Glacial-interglacial variations in CO2 and methane in polar ice cores have been attributed, in part, to changes in global wetland extent, but the wetland distribution before the Last Glacial Maximum (LGM, 21 ka to 18 ka) remains virtually unknown. We present a study of global peatland extent and carbon (C) stocks through the last glacial cycle (130 ka to present) using a newly compiled database of 1,063 detailed stratigraphic records of peat deposits buried by mineral sediments, as well as a global peatland model.

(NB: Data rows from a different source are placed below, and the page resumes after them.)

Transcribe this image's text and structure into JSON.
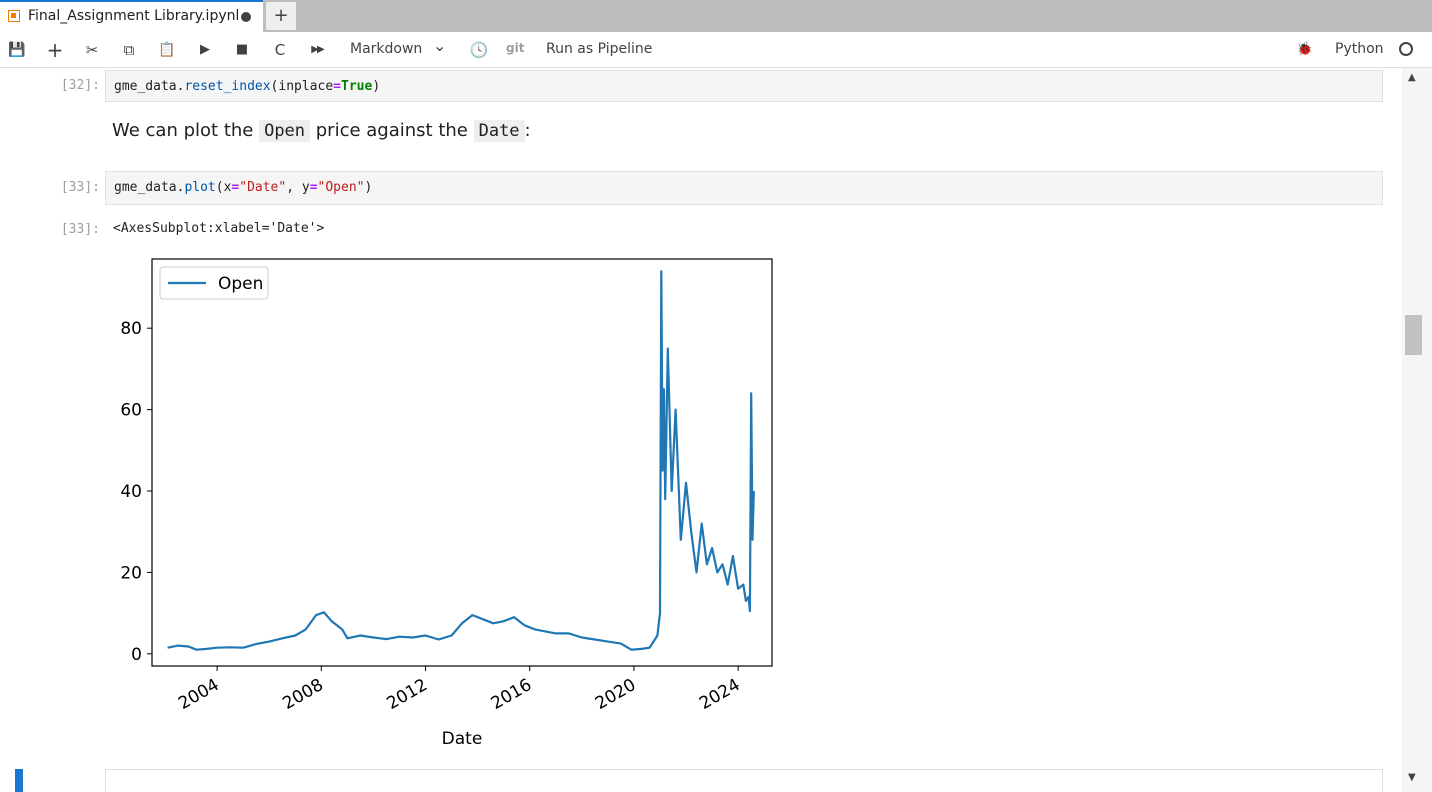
{
  "tab": {
    "title": "Final_Assignment Library.ipynb",
    "new_tab": "+"
  },
  "toolbar": {
    "save": "💾",
    "add": "+",
    "cut": "✂",
    "copy": "⧉",
    "paste": "📋",
    "run": "▶",
    "stop": "■",
    "restart": "C",
    "run_all": "▶▶",
    "cell_type": "Markdown",
    "cell_type_chevron": "⌄",
    "history": "🕓",
    "git": "git",
    "pipeline": "Run as Pipeline",
    "debug": "🐞",
    "kernel": "Python"
  },
  "cells": {
    "c32": {
      "prompt": "[32]:"
    },
    "md": {
      "before": "We can plot the ",
      "code1": "Open",
      "middle": " price against the ",
      "code2": "Date",
      "after": ":"
    },
    "c33": {
      "prompt": "[33]:",
      "out_prompt": "[33]:",
      "output_text": "<AxesSubplot:xlabel='Date'>"
    }
  },
  "chart_data": {
    "type": "line",
    "xlabel": "Date",
    "ylabel": "",
    "xlim": [
      2001.5,
      2025.3
    ],
    "ylim": [
      -3,
      97
    ],
    "xticks": [
      2004,
      2008,
      2012,
      2016,
      2020,
      2024
    ],
    "yticks": [
      0,
      20,
      40,
      60,
      80
    ],
    "legend": "top-left",
    "grid": false,
    "series": [
      {
        "name": "Open",
        "color": "#1f77b4",
        "x": [
          2002.1,
          2002.5,
          2002.9,
          2003.2,
          2003.6,
          2004.0,
          2004.5,
          2005.0,
          2005.5,
          2006.0,
          2006.5,
          2007.0,
          2007.4,
          2007.8,
          2008.1,
          2008.4,
          2008.8,
          2009.0,
          2009.5,
          2010.0,
          2010.5,
          2011.0,
          2011.5,
          2012.0,
          2012.5,
          2013.0,
          2013.4,
          2013.8,
          2014.2,
          2014.6,
          2015.0,
          2015.4,
          2015.8,
          2016.2,
          2016.6,
          2017.0,
          2017.5,
          2018.0,
          2018.5,
          2019.0,
          2019.5,
          2019.9,
          2020.3,
          2020.6,
          2020.9,
          2021.0,
          2021.05,
          2021.1,
          2021.15,
          2021.2,
          2021.3,
          2021.45,
          2021.6,
          2021.8,
          2022.0,
          2022.2,
          2022.4,
          2022.6,
          2022.8,
          2023.0,
          2023.2,
          2023.4,
          2023.6,
          2023.8,
          2024.0,
          2024.2,
          2024.3,
          2024.4,
          2024.45,
          2024.5,
          2024.55,
          2024.6
        ],
        "y": [
          1.5,
          2.0,
          1.8,
          1.0,
          1.2,
          1.5,
          1.6,
          1.5,
          2.4,
          3.0,
          3.8,
          4.5,
          6.0,
          9.5,
          10.2,
          8.0,
          6.0,
          3.8,
          4.5,
          4.0,
          3.6,
          4.2,
          4.0,
          4.5,
          3.5,
          4.5,
          7.5,
          9.5,
          8.5,
          7.5,
          8.0,
          9.0,
          7.0,
          6.0,
          5.5,
          5.0,
          5.0,
          4.0,
          3.5,
          3.0,
          2.5,
          1.0,
          1.2,
          1.5,
          4.5,
          10.0,
          94.0,
          45.0,
          65.0,
          38.0,
          75.0,
          40.0,
          60.0,
          28.0,
          42.0,
          30.0,
          20.0,
          32.0,
          22.0,
          26.0,
          20.0,
          22.0,
          17.0,
          24.0,
          16.0,
          17.0,
          13.0,
          14.0,
          10.5,
          64.0,
          28.0,
          40.0
        ]
      }
    ]
  }
}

Quantitative agreement between modeling and observations shows extensive peat accumulation before the LGM in northern latitudes (> 40 degrees N), particularly during warmer periods including the last interglacial (130 ka to 116 ka, MIS 5e) and the interstadial (57 ka to 29 ka, MIS 3). During cooling periods of glacial advance and permafrost formation, the burial of northern peatlands by glaciers and mineral sediments decreased active peatland extent, thickness, and modeled C stocks by 70 to 90% from warmer times. Tropical peatland extent and C stocks show little temporal variation throughout the study period. While the increased burial of northern peats was correlated with cooling periods, the burial of tropical peat was predominately driven by changes in sea level and regional hydrology. Peat burial by mineral sediments represents a mechanism for long-term terrestrial C storage in the Earth system. These results show that northern peatlands accumulate significant C stocks during warmer times, indicating their potential for C sequestration during the warming Anthropocene.